Depression... Or Not
I am making progress on the novella and believe I will have the first revision complete by the end of the month. I still haven't decided if I'm going to rewrite book one before going on to book two or not. I'm honestly not sure what the best course is, but I think it would be better to have a good idea of what happens in the first book before writing the second, so that makes me lean towards writing the second draft first.
This week, not only do I have occupational therapy for my hand, but I also have an appointment with my psychiatrist. I'm going to be honest, I am dreading this week. One outing a week stresses me out enough, but this week there are too. Clearly, I need to discuss this with my psychiatrist and probably depression.
I think I have a lower level depression, but I'll admit, I struggle to label the less debilitating versions as such. What do normal people feel when they're in a slump? How do healthy people react to the lows I've been told everyone feels. I've never been one to jump in and say, "I'm depressed," and I don't know why. I can usually say, "my anxiety is bothering me," or "I'm getting a little manic," but I always wait too late to call out depression, like it's unacceptable to admit that I'm in a slump.
I think a lot of it does relate back to those "normal" people. I don't understand what it's like to be healthy, so I don't know what an acceptable level of depression is. I had a therapist once who convinced me to get off my meds by saying, "How do you know what you're feeling isn't normal? How can you tell what you're supposed to feel if you're medicating it all away."
What an asshat.
He happened to be seeing me during a good point and failed to consider the fact that I'm bipolar and cycle through moods. He didn't give two shits about that. Though I was doing well when he saw me, I was destined to fall into a severe depression and be made insane by mania. However, at the time, it all made sense, and he completed his biased goals.

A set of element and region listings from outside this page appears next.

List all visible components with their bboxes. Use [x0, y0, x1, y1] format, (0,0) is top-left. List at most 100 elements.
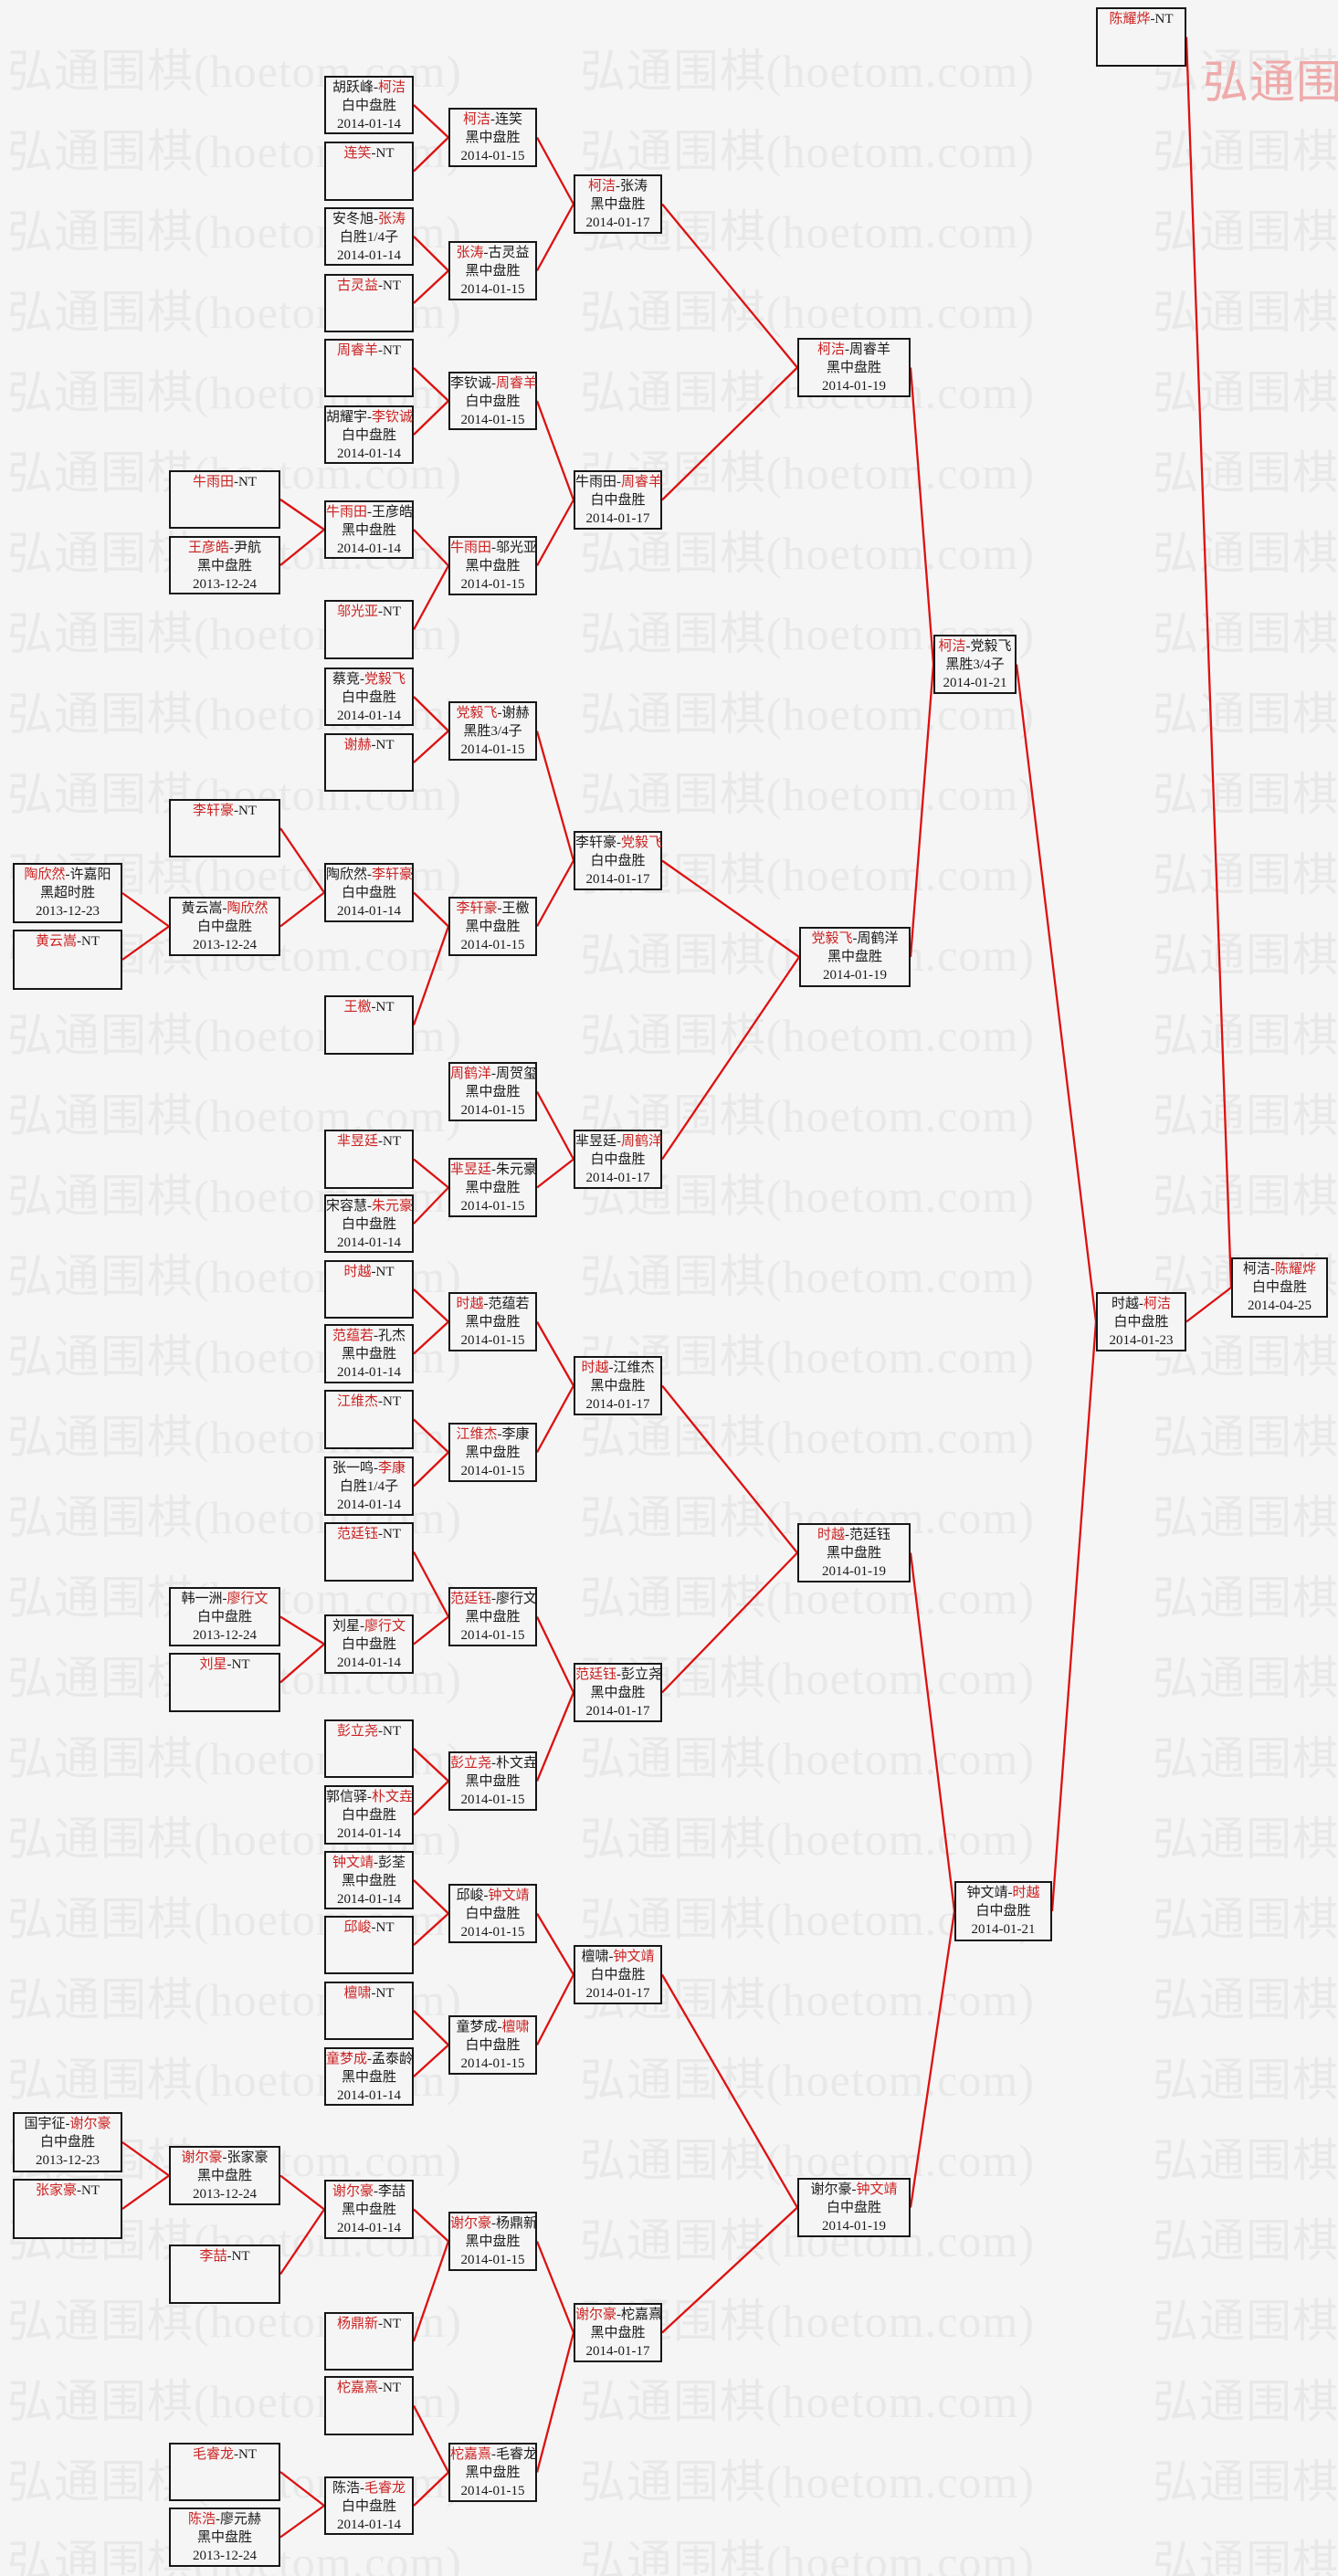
match-box: 檀啸-NT — [324, 1982, 414, 2040]
bracket-connector — [413, 1879, 449, 1915]
player-name: 时越 — [1012, 1886, 1040, 1900]
match-players: 柁嘉熹-NT — [326, 2379, 412, 2397]
match-box: 时越-江维杰 黑中盘胜 2014-01-17 — [574, 1356, 662, 1415]
match-players: 宋容慧-朱元豪 — [326, 1197, 413, 1215]
match-result: 黑中盘胜 — [341, 2070, 396, 2085]
player-separator: - — [483, 246, 489, 260]
player-name: 谢赫 — [501, 706, 530, 720]
match-result: 黑中盘胜 — [465, 264, 521, 279]
player-name: 黄云嵩 — [181, 901, 223, 916]
player-separator: - — [616, 836, 622, 850]
player-name: 党毅飞 — [364, 672, 406, 687]
match-box: 毛睿龙-NT — [169, 2443, 280, 2501]
bracket-connector — [535, 2332, 575, 2473]
match-box: 邱峻-NT — [324, 1916, 414, 1974]
match-date: 2014-01-19 — [823, 968, 887, 983]
match-date: 2014-01-17 — [585, 872, 650, 887]
match-date: 2013-12-24 — [193, 577, 257, 592]
player-name: 周睿羊 — [496, 376, 538, 391]
player-name: 周睿羊 — [849, 342, 891, 357]
match-box: 张家豪-NT — [13, 2179, 122, 2239]
no-opponent-label: NT — [238, 475, 257, 489]
match-date: 2014-01-23 — [1109, 1333, 1174, 1348]
bracket-connector — [413, 529, 449, 567]
player-separator: - — [491, 1162, 497, 1177]
player-name: 范廷钰 — [450, 1592, 492, 1606]
match-result: 白胜1/4子 — [339, 1479, 399, 1494]
match-box: 檀啸-钟文靖 白中盘胜 2014-01-17 — [574, 1945, 662, 2004]
match-players: 范蕴若-孔杰 — [326, 1327, 412, 1345]
match-date: 2014-01-17 — [585, 216, 650, 230]
match-date: 2014-01-15 — [460, 1628, 525, 1643]
match-box: 时越-NT — [324, 1260, 414, 1319]
match-box: 党毅飞-周鹤洋 黑中盘胜 2014-01-19 — [799, 927, 911, 987]
match-box: 牛雨田-王彦皓 黑中盘胜 2014-01-14 — [324, 500, 414, 559]
match-date: 2014-01-14 — [337, 1826, 401, 1841]
bracket-connector — [412, 1551, 450, 1618]
bracket-connector — [121, 925, 170, 961]
player-name: 廖元赫 — [220, 2512, 262, 2527]
match-date: 2014-01-19 — [822, 1564, 886, 1579]
match-box: 时越-范廷钰 黑中盘胜 2014-01-19 — [797, 1523, 911, 1582]
no-opponent-label: NT — [375, 1920, 395, 1935]
player-separator: - — [616, 179, 620, 194]
match-box: 党毅飞-谢赫 黑胜3/4子 2014-01-15 — [448, 701, 537, 761]
match-date: 2014-01-14 — [337, 904, 401, 919]
player-name: 谢尔豪 — [332, 2184, 374, 2199]
no-opponent-label: NT — [383, 1724, 401, 1739]
match-date: 2014-01-15 — [460, 1464, 525, 1478]
bracket-connector — [413, 2208, 449, 2243]
match-date: 2014-01-14 — [337, 2221, 401, 2235]
match-box: 童梦成-檀啸 白中盘胜 2014-01-15 — [448, 2015, 537, 2075]
match-players: 李喆-NT — [171, 2247, 279, 2266]
watermark-text: 弘通围棋(hoetom.com)弘通围棋(hoetom.com)弘通围棋(hoe… — [7, 126, 1338, 177]
match-date: 2014-01-15 — [460, 1333, 525, 1348]
player-name: 毛睿龙 — [496, 2447, 538, 2462]
match-date: 2014-01-15 — [460, 2056, 525, 2071]
match-date: 2014-01-15 — [460, 577, 525, 592]
player-name: 孔杰 — [378, 1329, 406, 1343]
player-name: 张家豪 — [227, 2150, 269, 2165]
match-result: 白中盘胜 — [341, 428, 396, 443]
match-result: 黑胜3/4子 — [463, 724, 522, 739]
player-separator: - — [371, 1986, 376, 2001]
match-players: 柁嘉熹-毛睿龙 — [450, 2445, 538, 2464]
player-name: 柯洁 — [587, 179, 616, 194]
bracket-connector — [536, 1912, 574, 1976]
player-name: 江维杰 — [613, 1361, 655, 1375]
match-box: 蔡竞-党毅飞 白中盘胜 2014-01-14 — [324, 668, 414, 726]
player-name: 李轩豪 — [456, 901, 498, 916]
match-box: 范蕴若-孔杰 黑中盘胜 2014-01-14 — [324, 1324, 414, 1383]
bracket-connector — [121, 2174, 170, 2210]
bracket-connector — [535, 499, 575, 567]
match-result: 白中盘胜 — [341, 1808, 396, 1823]
match-result: 黑中盘胜 — [465, 1181, 521, 1195]
player-separator: - — [965, 639, 971, 654]
bracket-connector — [279, 499, 325, 531]
match-players: 谢尔豪-杨鼎新 — [450, 2214, 537, 2233]
player-name: 钟文靖 — [488, 1888, 530, 1903]
match-players: 范廷钰-廖行文 — [450, 1590, 537, 1608]
no-opponent-label: NT — [238, 2447, 257, 2462]
match-players: 陈浩-毛睿龙 — [326, 2479, 412, 2497]
player-separator: - — [65, 867, 70, 882]
bracket-connector — [1050, 1321, 1098, 1912]
bracket-connector — [413, 1615, 449, 1645]
player-name: 周贺玺 — [496, 1067, 538, 1081]
player-separator: - — [374, 80, 378, 95]
match-box: 黄云嵩-NT — [13, 930, 122, 990]
no-opponent-label: NT — [231, 2249, 250, 2264]
match-box: 张一鸣-李康 白胜1/4子 2014-01-14 — [324, 1456, 414, 1516]
no-opponent-label: NT — [81, 2183, 100, 2198]
player-name: 李轩豪 — [372, 867, 414, 882]
match-box: 胡跃峰-柯洁 白中盘胜 2014-01-14 — [324, 76, 414, 134]
bracket-connector — [661, 1973, 798, 2209]
bracket-connector — [121, 2141, 170, 2177]
player-separator: - — [229, 541, 234, 555]
match-players: 牛雨田-周睿羊 — [575, 473, 662, 491]
player-name: 邬光亚 — [496, 541, 538, 555]
player-name: 芈昱廷 — [575, 1134, 617, 1149]
watermark-text: 弘通围棋(hoetom.com)弘通围棋(hoetom.com)弘通围棋(hoe… — [7, 1814, 1338, 1865]
match-date: 2014-01-14 — [337, 248, 401, 263]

Side Note: THE RIGHT THERAPIST MATTERS!
I'll admit, at the time, I liked the idea that the meds had done their job and I was better. I liked the idea of only having minor highs and lows like an average person. I went off the meds, and for two years every time I considered getting back on them, the slump or high I was in passed before I could get an appointment.
Until it didnt. Until true mania hit, and I lost my mind. Yes, I am still pissed at that man.
Now I've been on these meds for about half a year, and I need to go back to my doctor and decide if this is the proper dose for me. I don't know. I can't help but feel like, despite having trouble functioning, that it isn't really depression until I can hardly move and the thought of getting up to brush my teeth is enough to make me sob uncontrollably. I'm pretty sure I'm wrong about that.
So this week I'll go to my therapy and work on my hand, and the next day I'll go to my doctor and work on my brain. I don't know what I'll say but surely winging it is a perfectly acceptable plan... right?